02Où ça dérape : géographie du malentendu
Aux États-Unis, au Canada et en Australie, le sourire est généralement lu comme un signe d'accord, de plaisir ou d'affiliation positive. Un employeur occidental qui voit une employée thaïe ou indonésienne sourire à l'annonce d'une tâche difficile peut en conclure qu'elle l'accepte ; un partenaire commercial occidental qui voit un interlocuteur thaïlandais sourire et hocher la tête face à une proposition déraisonnable peut croire à un accord de principe. Dans les deux cas, le sourire pouvait signaler l'inverse — un refus poli, un embarras, ou un désaccord que la personne préfère ne pas exprimer frontalement pour préserver l'harmonie de la relation. C'est un « oui souriant » qui peut être un « non » (le kreng jai thaïlandais pousse à hocher la tête, sourire et changer de sujet plutôt qu'à contredire directement une proposition jugée irréaliste).
03Genèse historique
Le sourire social omniprésent en Asie du Sud-Est est généralement rattaché par la littérature de communication interculturelle à des valeurs de préservation de l'harmonie collective et de gestion de la face, sans qu'une origine unique et datée soit établie par les sources consultées ici. L'hypothèse d'un renforcement de cette norme par la période coloniale européenne, avancée par une version antérieure de cette fiche, n'a pas été retrouvée dans la littérature et n'est pas reprise.
04Incidents documentés
Aucun incident vérifiable par une source tier-1 indépendante n'a été identifié lors de cet audit (garde V135). Une version antérieure de cette fiche citait un incident générique marqué « source non vérifiée » dans le texte publié lui-même ; il n'est pas repris ici. Le décalage « accord perçu vs refus poli » entre partenaires commerciaux occidentaux et thaïlandais reste néanmoins un motif récurrent et bien documenté de la littérature d'affaires interculturelle (voir §1-2), sans qu'un épisode individuel daté et nommé ait pu être vérifié.

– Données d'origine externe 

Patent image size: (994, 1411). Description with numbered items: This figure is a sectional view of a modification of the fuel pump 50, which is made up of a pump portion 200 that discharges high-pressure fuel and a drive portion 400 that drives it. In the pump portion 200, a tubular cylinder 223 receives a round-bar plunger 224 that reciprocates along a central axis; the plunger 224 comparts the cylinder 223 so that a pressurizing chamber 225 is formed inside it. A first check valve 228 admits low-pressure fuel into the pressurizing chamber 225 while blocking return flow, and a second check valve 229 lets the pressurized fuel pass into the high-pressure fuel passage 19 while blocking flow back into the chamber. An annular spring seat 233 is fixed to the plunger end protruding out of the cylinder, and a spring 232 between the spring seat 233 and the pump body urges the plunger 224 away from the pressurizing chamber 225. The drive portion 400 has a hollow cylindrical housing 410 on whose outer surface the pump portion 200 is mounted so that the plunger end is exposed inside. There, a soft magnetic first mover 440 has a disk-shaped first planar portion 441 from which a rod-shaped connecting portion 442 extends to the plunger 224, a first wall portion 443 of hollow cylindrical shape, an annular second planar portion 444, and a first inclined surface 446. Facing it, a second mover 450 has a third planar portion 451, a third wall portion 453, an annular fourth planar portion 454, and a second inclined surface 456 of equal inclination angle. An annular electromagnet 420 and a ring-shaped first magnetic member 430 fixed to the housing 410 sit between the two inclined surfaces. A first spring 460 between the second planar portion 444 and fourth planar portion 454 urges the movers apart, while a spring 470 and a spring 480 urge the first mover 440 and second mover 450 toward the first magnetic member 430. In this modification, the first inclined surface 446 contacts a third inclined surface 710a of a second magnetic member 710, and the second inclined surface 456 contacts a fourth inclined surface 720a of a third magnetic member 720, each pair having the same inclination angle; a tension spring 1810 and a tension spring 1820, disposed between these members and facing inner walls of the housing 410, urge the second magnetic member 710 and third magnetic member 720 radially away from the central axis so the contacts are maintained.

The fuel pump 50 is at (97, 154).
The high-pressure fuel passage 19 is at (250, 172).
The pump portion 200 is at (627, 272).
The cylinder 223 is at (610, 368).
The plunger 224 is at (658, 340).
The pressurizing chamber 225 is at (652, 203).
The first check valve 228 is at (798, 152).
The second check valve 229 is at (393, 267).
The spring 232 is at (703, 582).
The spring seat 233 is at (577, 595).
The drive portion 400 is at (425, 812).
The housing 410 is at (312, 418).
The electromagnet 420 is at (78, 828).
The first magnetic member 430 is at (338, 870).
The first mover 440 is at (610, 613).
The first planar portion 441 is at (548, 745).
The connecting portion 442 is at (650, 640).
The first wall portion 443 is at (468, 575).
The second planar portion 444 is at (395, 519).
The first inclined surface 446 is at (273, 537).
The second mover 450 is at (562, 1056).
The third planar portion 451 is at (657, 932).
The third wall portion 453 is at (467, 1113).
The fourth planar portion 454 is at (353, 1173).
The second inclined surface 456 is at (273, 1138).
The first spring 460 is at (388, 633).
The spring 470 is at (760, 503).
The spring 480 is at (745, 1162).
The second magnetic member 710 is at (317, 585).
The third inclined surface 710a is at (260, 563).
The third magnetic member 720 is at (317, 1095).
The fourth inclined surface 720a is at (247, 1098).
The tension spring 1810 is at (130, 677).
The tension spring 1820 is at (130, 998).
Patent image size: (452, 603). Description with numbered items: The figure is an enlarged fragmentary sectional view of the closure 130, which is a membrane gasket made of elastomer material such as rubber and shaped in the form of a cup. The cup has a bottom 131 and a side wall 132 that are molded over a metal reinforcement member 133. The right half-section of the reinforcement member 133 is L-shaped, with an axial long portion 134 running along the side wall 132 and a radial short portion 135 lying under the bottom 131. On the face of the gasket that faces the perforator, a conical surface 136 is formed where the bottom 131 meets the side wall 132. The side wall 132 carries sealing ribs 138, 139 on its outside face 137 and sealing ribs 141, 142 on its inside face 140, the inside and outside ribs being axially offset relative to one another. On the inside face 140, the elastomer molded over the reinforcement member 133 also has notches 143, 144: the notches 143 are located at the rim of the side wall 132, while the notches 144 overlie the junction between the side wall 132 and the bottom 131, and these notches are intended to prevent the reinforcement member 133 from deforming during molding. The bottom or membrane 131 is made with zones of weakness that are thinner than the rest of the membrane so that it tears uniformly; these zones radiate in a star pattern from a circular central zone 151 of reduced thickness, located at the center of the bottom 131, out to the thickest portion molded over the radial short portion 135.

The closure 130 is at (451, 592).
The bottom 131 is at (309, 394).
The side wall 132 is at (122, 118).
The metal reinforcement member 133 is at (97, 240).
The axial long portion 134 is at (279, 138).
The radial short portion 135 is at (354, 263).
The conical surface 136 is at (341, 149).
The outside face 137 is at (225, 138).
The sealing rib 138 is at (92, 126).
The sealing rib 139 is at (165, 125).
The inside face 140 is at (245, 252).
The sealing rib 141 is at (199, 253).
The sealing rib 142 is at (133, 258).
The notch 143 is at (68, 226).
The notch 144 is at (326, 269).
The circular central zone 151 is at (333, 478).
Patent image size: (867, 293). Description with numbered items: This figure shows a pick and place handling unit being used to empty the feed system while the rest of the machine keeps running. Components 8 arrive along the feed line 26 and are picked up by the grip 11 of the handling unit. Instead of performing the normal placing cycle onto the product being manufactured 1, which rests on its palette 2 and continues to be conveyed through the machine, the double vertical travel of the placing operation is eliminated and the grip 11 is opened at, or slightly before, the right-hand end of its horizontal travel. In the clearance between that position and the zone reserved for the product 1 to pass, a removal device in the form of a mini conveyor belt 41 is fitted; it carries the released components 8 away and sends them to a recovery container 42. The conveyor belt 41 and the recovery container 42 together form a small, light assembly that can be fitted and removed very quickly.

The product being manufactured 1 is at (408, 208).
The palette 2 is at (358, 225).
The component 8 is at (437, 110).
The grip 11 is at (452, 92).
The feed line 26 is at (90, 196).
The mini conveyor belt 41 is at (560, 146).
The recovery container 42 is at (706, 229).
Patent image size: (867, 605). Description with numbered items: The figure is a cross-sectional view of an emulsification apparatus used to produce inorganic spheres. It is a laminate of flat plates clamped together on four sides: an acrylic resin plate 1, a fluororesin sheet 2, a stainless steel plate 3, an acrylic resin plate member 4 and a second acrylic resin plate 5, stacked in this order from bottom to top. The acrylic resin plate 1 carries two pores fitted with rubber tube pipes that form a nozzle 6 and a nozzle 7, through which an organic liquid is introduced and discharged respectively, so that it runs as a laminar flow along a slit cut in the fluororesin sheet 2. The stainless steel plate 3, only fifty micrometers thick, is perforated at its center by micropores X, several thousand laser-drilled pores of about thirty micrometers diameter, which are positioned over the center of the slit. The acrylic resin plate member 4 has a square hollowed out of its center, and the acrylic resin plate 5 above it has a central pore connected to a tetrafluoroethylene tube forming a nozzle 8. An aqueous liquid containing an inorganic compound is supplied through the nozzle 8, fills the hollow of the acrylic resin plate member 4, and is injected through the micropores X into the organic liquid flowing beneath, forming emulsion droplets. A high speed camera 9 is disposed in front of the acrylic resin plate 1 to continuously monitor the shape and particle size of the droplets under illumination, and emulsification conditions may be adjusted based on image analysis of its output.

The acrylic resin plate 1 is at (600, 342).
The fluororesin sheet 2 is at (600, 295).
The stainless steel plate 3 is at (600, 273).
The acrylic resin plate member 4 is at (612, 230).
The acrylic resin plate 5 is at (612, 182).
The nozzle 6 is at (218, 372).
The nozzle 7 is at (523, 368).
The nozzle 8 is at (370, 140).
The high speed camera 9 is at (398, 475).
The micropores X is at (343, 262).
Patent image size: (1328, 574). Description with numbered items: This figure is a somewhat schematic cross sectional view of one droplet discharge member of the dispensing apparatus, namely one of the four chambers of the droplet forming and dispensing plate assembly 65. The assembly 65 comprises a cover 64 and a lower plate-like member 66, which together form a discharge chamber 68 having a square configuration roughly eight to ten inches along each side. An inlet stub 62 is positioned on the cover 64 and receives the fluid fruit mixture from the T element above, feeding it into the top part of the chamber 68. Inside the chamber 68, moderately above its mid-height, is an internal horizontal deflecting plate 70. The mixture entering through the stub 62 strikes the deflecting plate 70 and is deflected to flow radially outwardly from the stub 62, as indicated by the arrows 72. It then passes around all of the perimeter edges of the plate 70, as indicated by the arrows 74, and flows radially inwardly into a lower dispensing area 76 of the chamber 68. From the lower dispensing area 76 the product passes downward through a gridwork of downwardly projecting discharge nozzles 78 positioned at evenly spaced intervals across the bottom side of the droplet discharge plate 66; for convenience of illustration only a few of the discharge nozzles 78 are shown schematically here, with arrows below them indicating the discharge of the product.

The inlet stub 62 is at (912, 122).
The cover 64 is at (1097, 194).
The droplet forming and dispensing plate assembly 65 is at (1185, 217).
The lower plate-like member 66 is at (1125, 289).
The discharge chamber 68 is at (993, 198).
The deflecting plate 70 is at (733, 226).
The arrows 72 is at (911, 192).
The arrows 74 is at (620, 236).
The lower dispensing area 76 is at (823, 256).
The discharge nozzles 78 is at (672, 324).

05Recommandations pratiques
Faire : en Asie du Sud-Est, observer le contexte complet (regard, posture, intonation, changement de sujet) plutôt que le sourire seul ; demander une confirmation verbale explicite plutôt que de présumer un accord.
Ne pas faire : présumer un assentiment basé sur le seul sourire ; interpréter l'absence de sourire comme de l'hostilité ; insister publiquement pour faire dire « non » à un interlocuteur qui a déjà signalé son désaccord par un sourire gêné.
Alternatives : poser des questions fermées et vérifiables (« pouvez-vous livrer avant vendredi, oui ou non ? ») ; observer les signes non-verbaux complémentaires (regard fuyant, changement de sujet, hésitation).
Géographie du malentendu
Neutre
- indonesia
- malaysia
- thailand
- vietnam
- philippines
Origine historique
Sourire social rattaché par la littérature interculturelle à la préservation de l'harmonie et à la gestion de la face, sans origine unique datée établie. Concepts spécifiques documentés : kreng jai (Thaïlande), malu (Indonésie). Ekman & Friesen (1982) pour le cadre général felt/false/miserable smile. Hypothèse coloniale du stub original non retrouvée.
Recommandations pratiques
À faire
- En Asie du Sud-Est: observer sourire dans contexte global (langage corporel, intonation). En Occident: demander confirmation verbale explicite. Ne pas se fier au sourire seul.
À éviter
- Ne pas présumer assentiment basé sur sourire seul. Ne pas interpréter absence de sourire comme hostilité. Ne pas ignorer malentendus potentiels sourire-action.
Alternatives neutres
- Langage verbal explicite pour confirmer accord/compréhension.
- Observer signes non-verbaux complémentaires (yeux, posture, intonation).
- Demander confirmation: « Tu es vraiment d'accord? »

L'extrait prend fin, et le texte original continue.